The all too familiar Skype ringtone sounds and a slightly less familiar face fills your screen. It smiles at you with sad, pixelated eyes.
The picture on your screen listens as you skim through your week. An hour passes and it’s time to wrap up. You schedule another time to meet and drop the call. You sit, staring at the screen for just a little while longer before breathing in and moving on with your life.
Being a family member, lover or friend from a distance is torture. Video calls, emails and messages do not come close to the simple joy of eating together at the same table or inhaling a loved one’s signature scent when holding them in your arms.
But there are ways to span the distance. Here are a few tips to help you maintain genuine, healthy relationships with your loved ones overseas.
Often in video calls with loved ones overseas we try to pretend that everything is OK. We do it so that our mothers don’t worry, or to put on a brave face and convince others and ourselves that we made the right decision moving away from everything we know.
There’s no point hiding what you’re feeling from the people that know you inside out. Be real. Communicate every doubt and every hidden feeling. Cut the chit chat. Bicker. Talk deeply. Share. But never hang up in a huff.
Don’t force it
There’s a fine line between making an effort to stay in touch and skyping every single night. You should be picking up the phone to call someone special in your life because you want to, not because it’s Sunday night.
Yes, scheduling catch-up dates is important, but it can also let your relationship become monotonous. While your lives and experiences may be far apart, they should come together naturally, in the form of a spontaneous phone call, instead of at a forced meeting point.
Keep getting creative
Find a way to compensate for not celebrating a birthday, holiday or anniversary together. On Mother’s Day, arrange to cook the dish your mother once taught you to cook and get your mum to do the same. Then enjoy it together over a skype dinner.

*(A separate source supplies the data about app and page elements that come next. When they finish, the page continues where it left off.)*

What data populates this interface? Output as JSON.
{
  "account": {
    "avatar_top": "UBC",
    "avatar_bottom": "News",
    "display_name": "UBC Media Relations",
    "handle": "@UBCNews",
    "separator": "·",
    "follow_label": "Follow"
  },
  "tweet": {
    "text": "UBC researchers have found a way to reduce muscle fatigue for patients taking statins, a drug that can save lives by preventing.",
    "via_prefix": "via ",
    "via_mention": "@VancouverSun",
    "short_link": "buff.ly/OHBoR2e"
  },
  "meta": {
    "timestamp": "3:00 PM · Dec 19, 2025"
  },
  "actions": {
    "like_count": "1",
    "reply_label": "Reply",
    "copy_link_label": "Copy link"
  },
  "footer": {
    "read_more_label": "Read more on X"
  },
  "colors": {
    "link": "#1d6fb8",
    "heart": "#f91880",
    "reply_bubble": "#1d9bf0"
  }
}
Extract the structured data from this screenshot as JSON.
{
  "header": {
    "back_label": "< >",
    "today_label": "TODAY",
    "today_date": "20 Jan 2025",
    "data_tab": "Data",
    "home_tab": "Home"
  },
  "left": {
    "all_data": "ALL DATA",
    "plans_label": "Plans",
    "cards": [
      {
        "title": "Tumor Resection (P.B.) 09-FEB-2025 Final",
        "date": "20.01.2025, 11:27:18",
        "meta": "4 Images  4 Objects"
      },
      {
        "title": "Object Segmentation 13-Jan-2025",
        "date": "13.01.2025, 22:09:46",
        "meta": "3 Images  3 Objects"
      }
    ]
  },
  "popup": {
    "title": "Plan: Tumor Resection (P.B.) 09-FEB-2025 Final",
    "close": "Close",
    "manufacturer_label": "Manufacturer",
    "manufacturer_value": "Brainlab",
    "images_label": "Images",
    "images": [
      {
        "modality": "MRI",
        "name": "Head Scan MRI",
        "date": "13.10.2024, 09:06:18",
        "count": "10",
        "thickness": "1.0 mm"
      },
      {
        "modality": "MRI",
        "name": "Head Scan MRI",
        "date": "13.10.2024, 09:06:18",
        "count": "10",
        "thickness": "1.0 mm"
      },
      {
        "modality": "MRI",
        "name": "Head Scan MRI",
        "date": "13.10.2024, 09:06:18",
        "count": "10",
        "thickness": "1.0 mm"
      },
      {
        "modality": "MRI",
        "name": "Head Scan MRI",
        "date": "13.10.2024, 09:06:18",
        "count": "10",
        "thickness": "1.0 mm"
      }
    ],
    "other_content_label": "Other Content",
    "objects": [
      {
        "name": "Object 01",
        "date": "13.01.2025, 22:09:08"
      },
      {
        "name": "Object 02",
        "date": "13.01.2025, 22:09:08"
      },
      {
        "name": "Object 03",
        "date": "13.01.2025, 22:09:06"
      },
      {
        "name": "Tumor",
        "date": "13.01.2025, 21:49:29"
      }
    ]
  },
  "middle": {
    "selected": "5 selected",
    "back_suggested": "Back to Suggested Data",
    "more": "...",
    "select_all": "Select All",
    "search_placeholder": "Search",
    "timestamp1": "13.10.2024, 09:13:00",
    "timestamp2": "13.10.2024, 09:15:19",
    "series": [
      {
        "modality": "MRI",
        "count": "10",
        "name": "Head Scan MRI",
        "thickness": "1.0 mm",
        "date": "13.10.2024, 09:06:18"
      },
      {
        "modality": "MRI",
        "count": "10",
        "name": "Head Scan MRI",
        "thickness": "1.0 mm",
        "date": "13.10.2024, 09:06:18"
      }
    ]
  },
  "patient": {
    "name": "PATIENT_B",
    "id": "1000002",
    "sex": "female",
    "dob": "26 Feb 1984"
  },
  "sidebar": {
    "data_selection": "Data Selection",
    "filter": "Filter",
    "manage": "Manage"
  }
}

Print out photos from the last time you spent together and write what the special moment meant to you on the back. Send it in the mail rather than over email.
When it comes to long distance love, your memories are sometimes the only things that pull you through. Take a screenshot of a string of messages from your loved one which really made you smile, print it out, and stick it somewhere. Take as many photos as possible when you’re together. Scribble something you’d like to remember in a journal.
Make your memories tangible so that you can pour over them alone, together, and one day when the memories in your head fail you.
Focus on the little things
There’s nothing more satisfying than returning home to a fridge stocked with your favourite food, a home cooked meal and a familiar bedroom. While your whole life has changed, home has stayed constant. Time will fly by with your loved ones.
Instead of galloping around trying to do everything and see everyone, spend time around the dinner table and park off with your pa on the couch in front of the rugby. You’re not a special guest. You’re home. Fall back into things and savour the normality of it all.
Make life decisions together
While many life decisions don’t require input from a loved one, most loved ones love being asked their opinion. Whether you’re buying a car or moving house, whether your loved one can help or not, ask them. They will appreciate being thought of, and they will feel like they are more involved in your life.
Keep things in common
After time apart, often it can feel like you’re losing touch and living past one another. Try find a topic in common for you to discuss. Recommend books or movies that you’ve enjoyed for them to try and report back to you about. Watch movies or series at the same time. Try a new recipe together. Don’t let life get in the way of spending ‘quality time’ with loved ones from afar.